Preparations for the Grand Spiral Symposium had begun.
While Rayen reviewed battle records of past research duels, Lin Xue coordinated with Sect logistics. Lab 7B had been transformed into a mobile development center. One half devoted to reactor stabilization, the other to counter-infiltration arrays—courtesy of Ji Rong, who had taken to booby-trapping entry scrolls with silent alarms.
"I don't trust couriers anymore," he muttered.
Han Bo, meanwhile, tested a communication node that pinged back any spirit transmission within ten miles. "If anyone tries to steal our blueprints this time, I'll auto-spam them with my mother's soup recipes."
Rayen raised an eyebrow. "Are they weaponized?"
Han nodded. "Emotionally."
Meanwhile, Lin Xue ran simulated debates with Tessa and Yao Min. Both girls took on roles as fake challengers.
"I represent the School of Traditional Flow," Tessa said dramatically. "And I declare your Quantum Path heretical!"
"You use Qi like an accountant!" Yao added.
"Incorrect," Lin replied calmly. "We use Qi like an architect."
:: Debate win probability: 91.2%. Counterarguments insufficiently structured. Suggest formal training in rhetorical alchemy. ::
Rayen grinned. "Q.E.D., we're not arguing formulas with cultivators who value calligraphy over coherence. We need something better."
He activated a rotating blueprint.
A triple-layered pill design appeared, each ring rotating independently. "We're going to demonstrate a Dynamic Cultivation Pill—one that adapts to the user's intent mid-ingestion."
Han Bo dropped his wrench. "That's insane."
Rayen nodded. "Precisely. We'll make them redefine sanity."
The next three days blurred into one.
Rayen micro-engineered the Philosopher's Core interface to synchronize with the prototype pill's Etherweave seed. Lin cultivated alongside the harmonic reactor to test integration effects on conscious intention.
The students worked around the clock.
Tessa restructured the reagent buffer to account for emotional bias. Ji Rong engraved an adaptive containment glyph. Yao Min composed a scent infusion that reinforced calm insight.
Finally, the pill was ready.
Rayen held it up in the stasis field. It pulsed like a miniature star.
"This," he said, "isn't just a product. It's a question.
What happens when a cultivator's intent becomes the formula?"

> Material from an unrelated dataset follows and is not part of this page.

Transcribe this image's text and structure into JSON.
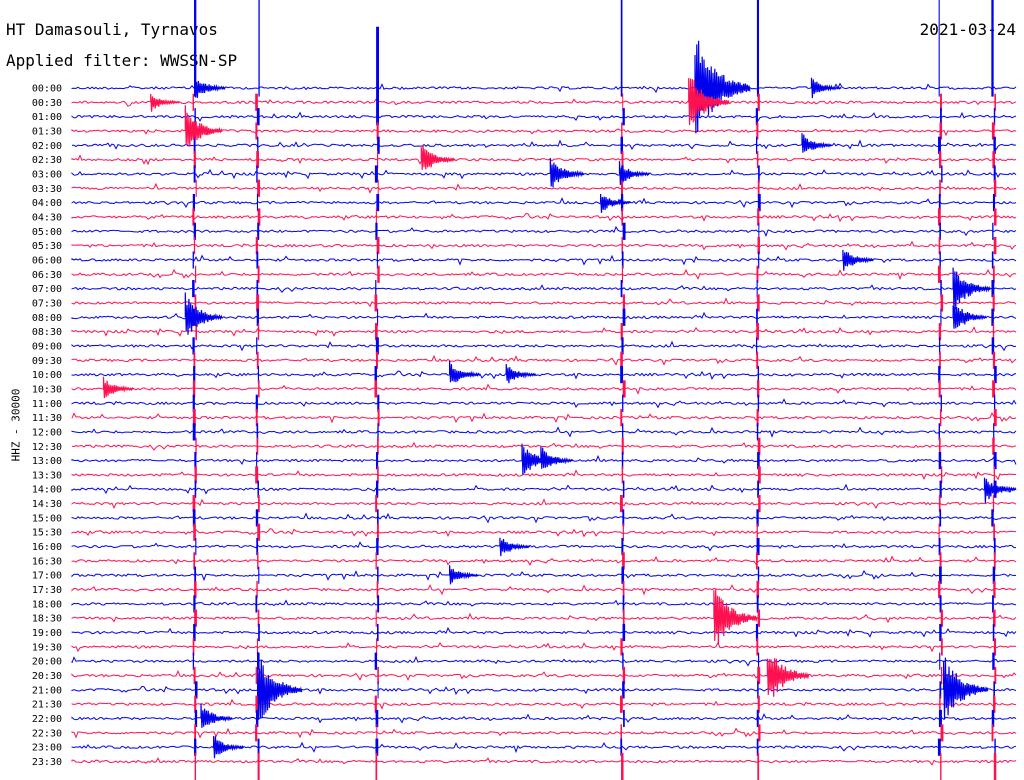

The night before departure, Elder Fan visited them.
She said nothing at first, simply walking the length of the lab, observing students asleep at their stations and a faint melody humming from the cooling chamber.
Then she turned to Rayen and Lin.
"I've seen arrogant geniuses, reckless inventors, and well-meaning fools. But what you're building isn't just radical."

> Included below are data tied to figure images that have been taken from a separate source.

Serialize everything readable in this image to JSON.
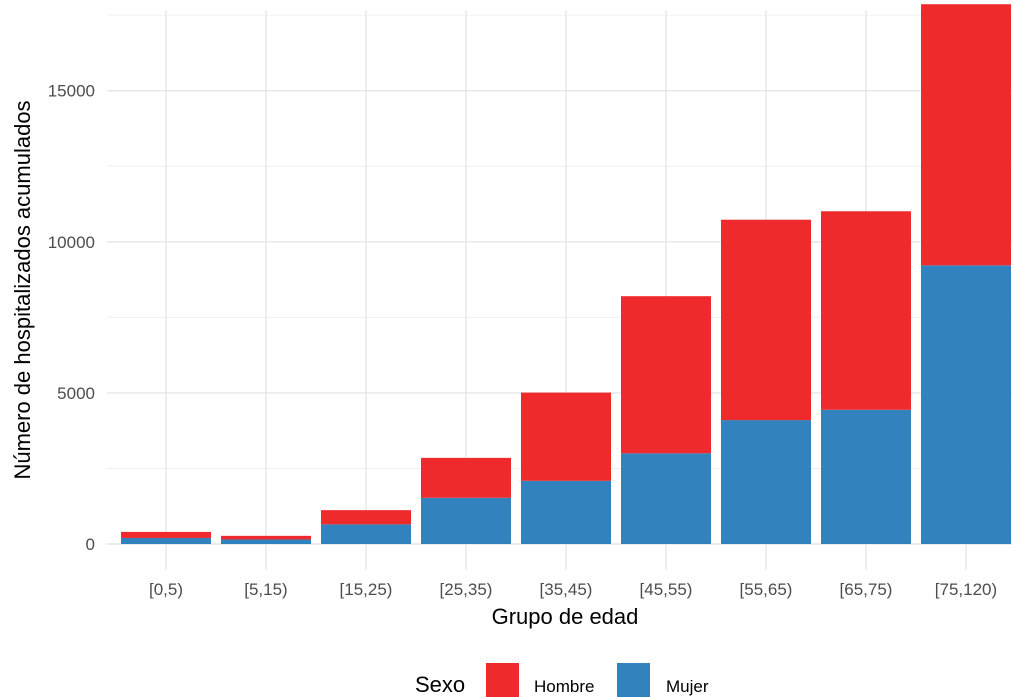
{
  "chart_data": {
    "type": "bar",
    "stacked": true,
    "xlabel": "Grupo de edad",
    "ylabel": "Número de hospitalizados acumulados",
    "categories": [
      "[0,5)",
      "[5,15)",
      "[15,25)",
      "[25,35)",
      "[35,45)",
      "[45,55)",
      "[55,65)",
      "[65,75)",
      "[75,120)"
    ],
    "series": [
      {
        "name": "Mujer",
        "color": "#3182BD",
        "values": [
          200,
          150,
          650,
          1530,
          2090,
          3000,
          4100,
          4440,
          9220
        ]
      },
      {
        "name": "Hombre",
        "color": "#EF2A2D",
        "values": [
          200,
          120,
          470,
          1320,
          2920,
          5200,
          6630,
          6570,
          8640
        ]
      }
    ],
    "ylim": [
      0,
      18000
    ],
    "yticks": [
      0,
      5000,
      10000,
      15000
    ],
    "ytick_labels": [
      "0",
      "5000",
      "10000",
      "15000"
    ],
    "grid": true,
    "legend": {
      "title": "Sexo",
      "position": "bottom",
      "entries": [
        {
          "label": "Hombre",
          "color": "#EF2A2D"
        },
        {
          "label": "Mujer",
          "color": "#3182BD"
        }
      ]
    }
  }
}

Rayen straightened. "It's dangerous?"
Fan nodded. "And brilliant. There will be spies at the Symposium. Assassins, even. You'll have to prove not just your ideas—but your right to have them."
Rayen offered her a prototype communication crystal. "We'll broadcast our findings live. If they attack, everyone will see it."
Fan took it. "Good. Because if you die, I'll be forced to avenge you. And I have terrible patience for inter-sect diplomacy."
As the skycarriage lifted them toward the central continent, Rayen looked down at the Azure Serpent Sect, now a glowing sprawl of labs and pavilions far below.
"Ready?" Lin asked.
He nodded. "The world's about to see the Quantum Alchemist. Let's give them something they can't unlearn."